Em 20 de maio, Holecek e Groh iniciaram seu desafio: abrir uma via nova em estilo alpino na face noroeste do Baruntse, um paredão de 2.000 metros. Em seguida viram que a empreitada seria mais árdua do que esperavam: “Em geral, nos últimos anos, não há muita neve nas faces norte e oeste no Himalaia. A neve e o gelo diminuíram de forma evidente”, apontava ele após escalar 12 horas em terreno misto técnico e exposto, até finalmente “encontrar um canto onde esculpir uma prateleira no gelo para colocar nossas bundas. Um bivaque maluco, mas vamos em frente”. A verticalidade do terreno os impedia de instalar sua minúscula barraca. No domingo passado, mandaram uma longa mensagem de texto: “Por volta de 11 da manhã encontramos restos de uma tenda emergindo do gelo numa encosta de 60 graus de inclinação. Isto me fez lembrar a triste história dos meus amigos Peter e Kuba [Petr Machold e Jakub Vanek, desaparecidos nesta montanha em 2013]. Hoje temos um bom bivaque, mas estamos caindo de maduros, embora ainda restem forças. Estamos 200 metros abaixo do topo, e se o todo-poderoso estiver em casa amanhã e nos der sua permissão, completaremos a face noroeste do Baruntse”.
Não foi assim.
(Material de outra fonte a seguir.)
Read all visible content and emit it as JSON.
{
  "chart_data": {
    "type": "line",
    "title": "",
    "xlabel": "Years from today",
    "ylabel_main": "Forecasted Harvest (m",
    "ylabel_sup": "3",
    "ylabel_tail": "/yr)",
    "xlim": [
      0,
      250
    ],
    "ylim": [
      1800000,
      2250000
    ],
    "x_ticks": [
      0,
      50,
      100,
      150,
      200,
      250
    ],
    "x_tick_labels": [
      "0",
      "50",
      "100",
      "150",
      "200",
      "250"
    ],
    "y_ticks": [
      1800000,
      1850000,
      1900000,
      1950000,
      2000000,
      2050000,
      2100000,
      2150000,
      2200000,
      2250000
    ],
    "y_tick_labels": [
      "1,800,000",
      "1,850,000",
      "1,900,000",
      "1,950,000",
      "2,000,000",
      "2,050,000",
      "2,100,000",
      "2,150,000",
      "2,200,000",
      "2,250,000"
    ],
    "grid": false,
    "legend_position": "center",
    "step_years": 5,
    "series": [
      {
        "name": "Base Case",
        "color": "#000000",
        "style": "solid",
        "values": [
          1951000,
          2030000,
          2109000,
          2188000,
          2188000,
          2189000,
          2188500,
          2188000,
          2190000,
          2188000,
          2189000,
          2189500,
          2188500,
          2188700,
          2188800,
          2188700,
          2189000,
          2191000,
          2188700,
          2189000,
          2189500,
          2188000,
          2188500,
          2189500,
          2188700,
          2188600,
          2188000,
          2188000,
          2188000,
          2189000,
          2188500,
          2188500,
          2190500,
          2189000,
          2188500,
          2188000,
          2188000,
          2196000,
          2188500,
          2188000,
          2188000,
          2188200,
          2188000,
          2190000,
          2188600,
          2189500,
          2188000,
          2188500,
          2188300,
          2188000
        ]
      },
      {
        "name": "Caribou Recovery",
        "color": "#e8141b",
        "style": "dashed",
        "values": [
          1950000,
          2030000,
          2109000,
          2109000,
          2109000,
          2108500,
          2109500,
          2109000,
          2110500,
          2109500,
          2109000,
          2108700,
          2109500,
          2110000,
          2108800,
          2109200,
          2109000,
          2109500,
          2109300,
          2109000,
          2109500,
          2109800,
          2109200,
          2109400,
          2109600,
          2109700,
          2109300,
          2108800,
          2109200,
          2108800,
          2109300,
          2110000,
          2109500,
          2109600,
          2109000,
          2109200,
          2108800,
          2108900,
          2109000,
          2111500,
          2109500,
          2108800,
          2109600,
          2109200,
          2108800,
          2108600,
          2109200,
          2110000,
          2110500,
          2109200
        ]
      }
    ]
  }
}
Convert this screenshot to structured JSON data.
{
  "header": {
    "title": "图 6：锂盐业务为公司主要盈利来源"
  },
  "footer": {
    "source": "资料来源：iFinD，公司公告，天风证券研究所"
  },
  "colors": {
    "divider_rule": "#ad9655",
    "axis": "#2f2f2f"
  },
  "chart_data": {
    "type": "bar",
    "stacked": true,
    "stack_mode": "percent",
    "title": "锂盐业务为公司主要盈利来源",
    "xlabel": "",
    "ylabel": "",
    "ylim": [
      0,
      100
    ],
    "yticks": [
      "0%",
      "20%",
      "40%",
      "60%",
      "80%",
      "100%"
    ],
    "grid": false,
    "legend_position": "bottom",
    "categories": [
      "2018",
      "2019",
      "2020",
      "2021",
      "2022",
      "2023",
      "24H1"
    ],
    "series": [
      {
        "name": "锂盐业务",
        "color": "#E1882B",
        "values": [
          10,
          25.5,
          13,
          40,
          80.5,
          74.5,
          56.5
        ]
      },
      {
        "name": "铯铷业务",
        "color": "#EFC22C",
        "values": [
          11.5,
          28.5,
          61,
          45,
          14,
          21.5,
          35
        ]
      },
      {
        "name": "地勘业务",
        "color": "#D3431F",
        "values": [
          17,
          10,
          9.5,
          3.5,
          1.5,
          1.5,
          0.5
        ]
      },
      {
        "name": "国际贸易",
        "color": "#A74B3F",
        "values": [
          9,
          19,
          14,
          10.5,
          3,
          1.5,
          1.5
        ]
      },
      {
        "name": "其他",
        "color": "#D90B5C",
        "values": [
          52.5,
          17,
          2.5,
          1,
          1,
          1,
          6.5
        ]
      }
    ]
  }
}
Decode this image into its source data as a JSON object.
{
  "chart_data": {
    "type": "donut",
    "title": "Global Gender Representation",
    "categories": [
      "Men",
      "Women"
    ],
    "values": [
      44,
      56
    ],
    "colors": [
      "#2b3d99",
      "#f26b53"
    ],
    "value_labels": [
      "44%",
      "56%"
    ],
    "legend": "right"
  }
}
No dia seguinte, a dupla encontrou um terreno em condições terríveis, com gelo vertical, neve inconsistente e trechos de rocha podre. Passaram toda a segunda-feira escalando para avançar apenas 150 metros e voltar para armar o bivaque a 50 metros do topo. “As avalanches fluem para ambos os lados da nossa barraca, que é o nosso hotel. Estamos cansados como gatinhos, congelados, famintos e sedentos. Deus nos ajude a subir amanhã e a descer”, descreveu Holecek, acrescentando que só precisariam de três horas de visibilidade para poder atacar o descenso e retornar ao campo-base, 180 minutos de luz para poder seguir a encosta superando suas armadilhas, suas cornijas. Estão dispostos inclusive a fazer uma tentativa noturna, mas a tempestade de treva branca tem que dar uma trégua... Se as previsões meteorológicas que têm em mãos se cumprirem, neste sábado a tempestade deve perder intensidade e limpar a montanha de nuvens.
Holecek dizia após receber seu segundo Piolet que paga as expedições do próprio bolso, sem receber ajuda alguma: “Visto assim, talvez não seja tão ruim não ter ajudas. O fato de precisarmos correr atrás nos obriga a dar o melhor de nós mesmos e nos permite sermos competentes”. Com visibilidade, poucos duvidam de que ambos os alpinistas consigam retornar.